Mohammed cartoons first caused controversy when a dozen of them were published by Jyllands-Posten in 2005. Since then, many other newspapers and magazines have also printed Mohammed caricatures: Weekendavisen, France Soir, The Guardian, Philadelphia Daily News, Le Monde, Liberation, Het Nieuwsblad, The Daily Tar Heel, Akron Beacon Journal, The Strand, Nana, Gorodskiye Vesti, Adresseavisen, Uke-Adressa, and Harper's. The International Herald Tribune published Mohammed cartoons in both 2006 and 2012.

Equally provocative drawings of Mohammed as a dog were exhibited in 2007. The short film Fitna also includes a Mohammed cartoon, and there was an Everybody Draw Mohammed Day! event in 2010.


Radio Times Guide To Films 2013

Radio Times Guide To Films 2013
The Radio Times Guide To Films 2013, edited by Sue Robinson, contains capsule reviews of 23,068 films. It has up-to-date coverage of mainstream movies, though entries for foreign and independent films are more limited.

After the cancellation of the excellent Time Out Fim Guide, and the termination of Halliwell's Film Guide with the awful Movies That Matter, the Radio Times Guide To Films is now the last remaining annual film guide published in the UK. It's now in its thirteenth edition, though how long it can survive in print, when many other reference books are moving online, remains to be seen.

518 films have been added since last year's edition.
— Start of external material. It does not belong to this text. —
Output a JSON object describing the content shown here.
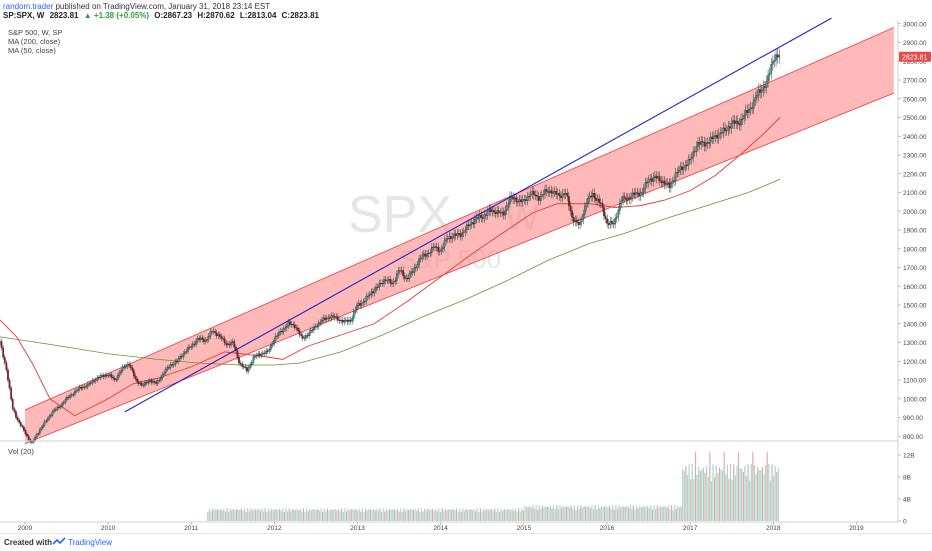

They include The Dark Knight Rises ("a superhero franchise unmatched for its mood, menace and quality"), To Rome With Love ("fluffily entertaining"), Prometheus ("asks profound questions about creation and mortality"), The Artist ("this loving pastiche is a sheer delight"), Hugo ("a little indulgent and heavy for kids"), Carnage ("a tightly wound, enjoyably cynical little chamber piece"), and Spy Kids IV ("frenetic and charmless").

The Radio Times Guide To Films had a now-forgotten predecessor: the Radio Times Film & Video Guide, by Derek Winnert. The book was published in 1993 and 1994, though it was withdrawn from sale after a plagiarism lawsuit from the publishers of Halliwell's Film Guide. There is also a comprehensive Radio Times Guide To TV Comedy.


Fourteen academics, including the entire editorial board of the journal Sohbat, are facing blasphemy charges in Pakistan, following complaints that the journal published art promoting homosexuality and defaming the Koran. The controversy relates to an article in the journal's third issue, Shedding The Fig Leaf, in which Aasim Akhtar discussed queer theory in relation to contemporary Pakistani art.

The article was illustrated by two paintings, by Muhammad Ali, of Muslim clerics sitting with semi-naked boys. Quotations from the Koran inscribed on a shrine are visible in the background. The journal, published by the National College of Arts, was withdrawn from circulation in May, and its editorial board was disbanded.